Assign Scripture: 1 Timothy 5:1-2 Do not rebuke an older man harshly, but exhort him as if he were your father. Treat younger men as brothers, older women as mothers, and younger women as sisters, with absolute purity.

        -When it says “younger men” and “younger women” it doesn’t mean “younger than you”

        -It means “younger than others”, or just “young”

        -In other words, for most of you, it’s talking about people your own age, even if they’re older than you.

-But the big question here becomes “What does purity mean?” it all hangs on that one word.

        -If we try to make it a matter of sexual behavior, we’re still stuck… we’d still have to draw a line somewhere

        -But if it’s about the heart: “Purity of Motive” then it’s different.

-There’s that classic question: What are your intentions toward my daughter?

        -It’s pretty old-fashioned to talk that way.

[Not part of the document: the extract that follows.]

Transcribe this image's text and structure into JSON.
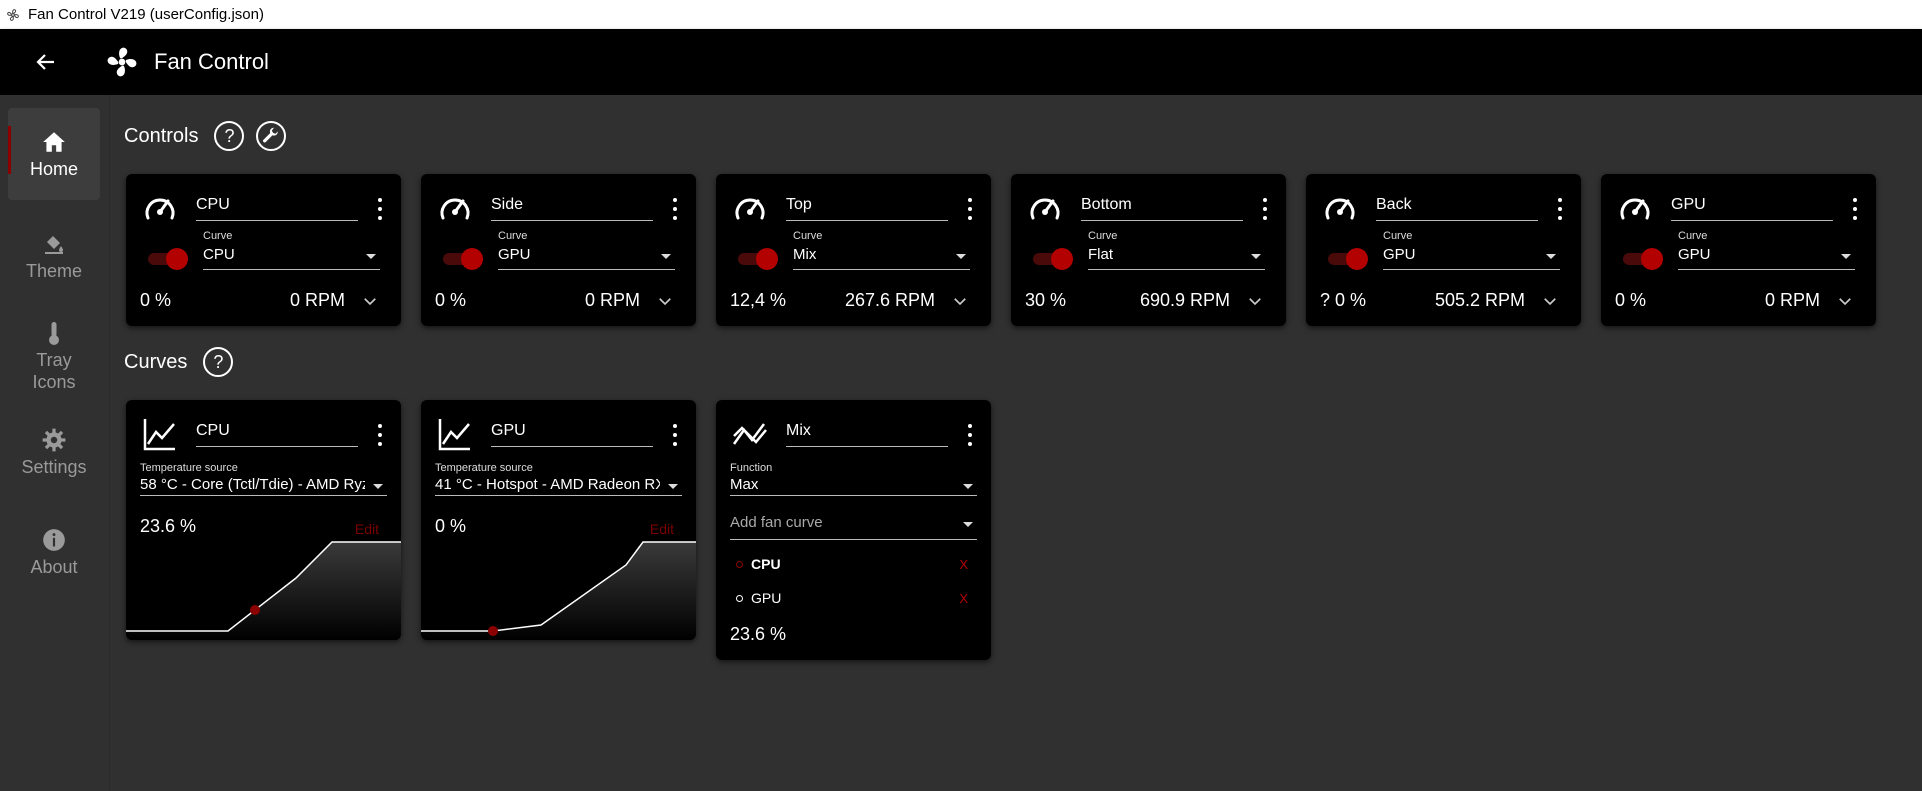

But maybe there’s some value in it:

        -What ARE my intentions? What are our motives when we seek out these relationships?

        -If we follow Paul’s advice in 1 Timothy, we’ll ask “What are my intentions towards my sister, or brother”

        -Question: What do you want most for your opposite-sex siblings? Happiness? Maturity? Health? Success?

                -I think we’d answer the same way about our brothers and sisters in Christ, right?

                -But as soon as I find a romantic interest in one of those brothers and sisters,

                        -It flip-flops and becomes about my needs, doesn’t it?

                        -We’ll fool ourselves into thinking we only want the best for them

                        -But we’re not willing to treat them like they’re somebody’s sister, or brother, or son or daughter.

                -Obviously you’re not going to behave exactly the same toward your S.O. as toward your sibling

                        -But we should have the same respect, working hard to protect their well-being and their future.

        -I’ll admit that I’ve made my share of mistakes in this area

                -But I’m going to tell a success story instead

                -After my freshman year in college, I got really interested in a girl who lived in Ohio

                        -Who I saw every summer at a conference.

                        -When she decided she felt the same way, the emotions ran pretty high

                -I won’t say exactly where we drew the line physically, because that would defeat the purpose

                        -But I will say that later on, when she found the man that God had for her to marry

                        -That man was able to thank me for respecting her purity, even though it would have been easy not to.

        -I’m not trying to pump myself up… like I said, I’ve made my share of misjudgments, too.

                -But sometimes we forget that a Significant Other may end up with someone else.

                        -And if, God forbid, that should happen, we don’t want to be “the other man” or “the other woman”


        -I know that if we’re really able to treat the opposite sex with the same care as a brother or sister

                -Then we don’t have to wrap ourselves up in knots trying to figure out how far is too far

                -And we can apply that same respect to an understanding of so many other facets of relationship

                -Whether you’re married, or divorced, or engaged, or dating, or just single.

                        -It all comes back to the gift we can offer the people around us.

                        -Is our purpose on this earth just to get people to meet our needs?

                        -or can we live lives that other people can be thankful for… and be the source of their blessing?


        -When people come to my funeral, years from now, I want them to say that my life was a blessing to them.